A chiarirlo è la circolare numero 1319 del 19 febbraio 2020 in merito all’accertamento del requisito della residenza in Italia da almeno 10 anni, dei quali gli ultimi due in modo continuativo, come previsto dalla normativa vigente sul reddito di cittadinanza. Per coloro che risultano senza fissa dimora, loro potrà prescindersi dall’accertamento del requisito di residenza formale e continuativa negli ultimi due anni, se procedono alla “ricostruzione sostanziale” della residenza.

La cancellazione dai registri anagrafici

Per cui anche chi al momento della richiesta non ha fissa dimora, potrà comunque beneficiare del reddito di cittadinanza dimostrando e ricostruendo il periodo in cui ha risieduto in Italia negli ultimi due anni antecedenti la richiesta. Il chiarimento del Ministero giunge a seguito di numerose verifiche effettuate dal Inps e dagli uffici anagrafici per persone che non potevano dimostrare una residenza fissa al momento della domanda del reddito di cittadinanza.
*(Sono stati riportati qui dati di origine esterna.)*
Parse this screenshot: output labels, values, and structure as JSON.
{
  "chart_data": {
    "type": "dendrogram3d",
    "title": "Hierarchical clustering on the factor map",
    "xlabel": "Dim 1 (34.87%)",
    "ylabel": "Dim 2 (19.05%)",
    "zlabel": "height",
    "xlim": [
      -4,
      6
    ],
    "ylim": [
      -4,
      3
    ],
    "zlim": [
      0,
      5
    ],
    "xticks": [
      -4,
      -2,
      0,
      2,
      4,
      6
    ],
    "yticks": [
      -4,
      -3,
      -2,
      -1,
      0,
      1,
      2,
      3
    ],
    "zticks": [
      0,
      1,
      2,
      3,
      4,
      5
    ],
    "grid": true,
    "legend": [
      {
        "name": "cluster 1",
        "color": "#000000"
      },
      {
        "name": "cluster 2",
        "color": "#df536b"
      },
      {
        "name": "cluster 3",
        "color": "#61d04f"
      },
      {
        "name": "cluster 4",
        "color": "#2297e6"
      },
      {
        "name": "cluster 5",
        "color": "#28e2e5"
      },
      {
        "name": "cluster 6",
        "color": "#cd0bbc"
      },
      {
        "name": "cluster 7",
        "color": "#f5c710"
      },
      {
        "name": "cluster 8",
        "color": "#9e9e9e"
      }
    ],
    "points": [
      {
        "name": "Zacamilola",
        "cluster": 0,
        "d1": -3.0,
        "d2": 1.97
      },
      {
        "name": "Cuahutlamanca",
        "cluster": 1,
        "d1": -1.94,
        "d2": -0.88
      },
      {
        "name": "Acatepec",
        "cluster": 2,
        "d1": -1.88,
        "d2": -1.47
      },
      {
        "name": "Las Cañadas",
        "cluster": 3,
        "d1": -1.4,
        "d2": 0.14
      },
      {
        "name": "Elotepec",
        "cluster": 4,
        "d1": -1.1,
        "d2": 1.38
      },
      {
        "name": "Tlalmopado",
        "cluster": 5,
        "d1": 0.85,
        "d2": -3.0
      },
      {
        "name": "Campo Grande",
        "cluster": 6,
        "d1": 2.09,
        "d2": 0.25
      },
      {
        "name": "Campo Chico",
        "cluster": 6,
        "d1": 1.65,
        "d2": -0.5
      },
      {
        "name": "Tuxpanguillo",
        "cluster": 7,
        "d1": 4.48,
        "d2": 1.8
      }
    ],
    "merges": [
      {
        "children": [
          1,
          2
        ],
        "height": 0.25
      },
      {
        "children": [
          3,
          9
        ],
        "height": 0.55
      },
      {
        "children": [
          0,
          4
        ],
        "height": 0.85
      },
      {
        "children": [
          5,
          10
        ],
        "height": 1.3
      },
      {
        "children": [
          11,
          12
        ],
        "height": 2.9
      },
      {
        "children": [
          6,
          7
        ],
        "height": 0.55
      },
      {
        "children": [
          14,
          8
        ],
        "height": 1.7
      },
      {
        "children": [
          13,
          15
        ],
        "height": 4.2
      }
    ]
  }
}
Al Ministero erano stati segnalati, infatti, numerosi casi di cittadini, italiani e non, che in esito alle verifiche anagrafiche risultavano essere stati iscritti in anagrafe per un periodo superiore ai 10 anni, ma al momento della richiesta non più iscritti perché cancellati per irreperibilità anagrafica, ovvero di cittadini iscritti, residenti complessivamente per un periodo superiore ai 10 anni, ma con una interruzione proprio negli ultimi due, a causa di cancellazione per irreperibilità. Secondo il Minisetro, si può ragionevolmente presumere che in molti casi queste persone siano risultate irreperibili all’indirizzo indicato in anagrafe per aver perso la disponibilità dell’alloggio in ragione della loro condizione di povertà e/o disagio sociale.

L’iscrizione all’anagrafe

Secondo quanto previsto dalla circolare del Ministero del lavoro, il reddito di cittadinanza spetta quindi anche ai senza fissa dimora, poiché tali persone si presumono residenti nel territorio nazionale, purché sia dimostrata l’anzianità anagrafica di almeno 10 anni.

L’art. 2 della della legge anagrafica numero 1228 del 1954 dispone, poi, che la persona senza fissa dimora si considera residente nel comune dove ha stabilito il proprio domicilio. Pertanto il Comune interessato dovrà provvedere all’iscrizione del soggetto nei rispettivi elenchi anagrafici. A quel punto, per il Ministero del lavoro risulta soddisfatto il requisito dei due anni continuativi di residenza sul territorio italiano ai fini della concessione del reddito di cittadinanza. In altre parole, il requisito sostanziale derivante dalla ricostruzione della residenza anagrafica pregressa del richiedente senza fissa dimora è sufficiente e più importante di quello formale.

I controlli

Chi è senza fissa dimora e richiede il reddito di cittadinanza, quindi, dovrà dichiarare la sussistenza del requisito di residenza in Italia per almeno 10 anni e, in particolare, della residenza continuativa negli ultimi due anni specificando il Comune in cui è residente o domiciliato. I servizi anagrafici comunali effettueranno i controlli di merito e ricostruiranno il percorso di residenza del soggetto anche con l’ausilio della persona interessata. In assenza di tali riscontri il requisito sarà considerato non soddisfatto e il richiedente non potrà conseguire il reddito di cittadinanza. L’opportunità è offerta soltanto ai richiedenti cancellati dai registri anagrafici di un Comune per irreperibilità, ad esclusione del caso di cancellazione per mancato rinnovo del permesso di soggiorno o carta di soggiorno, e a patto che non ci sia stato trasferimento all’estero.